SQL必知必会 -- 查询2

  |  

摘要: 《SQL必知必会》这本书中关于查询的章节总结。第二部分。

【对算法,数学,计算机感兴趣的同学,欢迎关注我哈,阅读更多原创文章】
我的网站:潮汐朝夕的生活实验室
我的公众号:算法题刷刷
我的知乎:潮汐朝夕
我的github:FennelDumplings
我的leetcode:FennelDumplings



10. Grouping Data

group data so that you can summarize subsets of table contents.

10-1 Understanding Data Grouping

All the calculations thus far were performed on all the data in a table or on data that matched a specific WHERE clause.

1
2
3
SELECT COUNT(*) AS num_prods 
FROM Products
WHERE vend_id = 'DLL01';

But what if you wanted to return the number of products offered by each vendor? Or products offered by vendors who offer a single product, or only those who offer more than ten products?

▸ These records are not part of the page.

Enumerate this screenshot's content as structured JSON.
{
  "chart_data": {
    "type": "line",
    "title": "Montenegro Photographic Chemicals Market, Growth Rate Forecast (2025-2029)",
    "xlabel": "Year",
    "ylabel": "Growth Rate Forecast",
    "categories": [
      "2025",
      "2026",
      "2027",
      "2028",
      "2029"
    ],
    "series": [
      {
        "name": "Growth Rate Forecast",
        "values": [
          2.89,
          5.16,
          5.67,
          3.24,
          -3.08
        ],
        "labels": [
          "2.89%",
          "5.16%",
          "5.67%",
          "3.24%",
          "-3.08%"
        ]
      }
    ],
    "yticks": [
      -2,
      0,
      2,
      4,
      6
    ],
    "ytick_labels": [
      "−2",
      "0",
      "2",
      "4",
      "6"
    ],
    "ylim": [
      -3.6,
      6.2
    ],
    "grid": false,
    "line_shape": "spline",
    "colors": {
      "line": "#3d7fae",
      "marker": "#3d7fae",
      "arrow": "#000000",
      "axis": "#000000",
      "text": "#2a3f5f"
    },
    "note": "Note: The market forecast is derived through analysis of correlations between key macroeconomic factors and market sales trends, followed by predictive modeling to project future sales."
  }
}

Grouping lets you divide data into logical sets so that you can perform aggregate calculations on each group.

10-2 Creating Groups

Groups are created using the GROUP BY clause in your SELECT statement.

1
2
3
SELECT vend_id, COUNT(*) AS num_prods 
FROM Products
GROUP BY vend_id;
Before you use GROUP BY, here are some important rules about its use that you need to know
  • GROUP BY clauses can contain as many columns as you want. This enables you to nest groups, providing you with more granular control over how data is grouped.
  • If you have nested groups in your GROUP BY clause, data is summarized at the last specified group. In other words, all the columns specified are evaluated together when grouping is established (so you won’t get data back for each individual column level).
  • Every column listed in GROUP BY must be a retrieved column or a valid expression (but not an aggregate function). If an expression is used in the SELECT, that same expression must be specified in GROUP BY. Aliases cannot be used
  • Most SQL implementations do not allow GROUP BY columns with variable length datatypes (such as text or memo fields).
  • Aside from the aggregate calculations statements, every column in your SELECT statement must be present in the GROUP BY clause.
  • If the grouping column contains a row with a NULL value, NULL will be returned as a group. If there are multiple rows with NULL values, they’ll all be grouped together.
  • The GROUP BY clause must come after any WHERE clause and before any ORDER BY clause.

Tip: The ALL Clause

Some SQL implementations (such as Microsoft SQL Server) support an optional ALL clause within GROUP BY. This clause can be used to return all groups, even those that have no matching rows (in which case the aggregate would return NULL).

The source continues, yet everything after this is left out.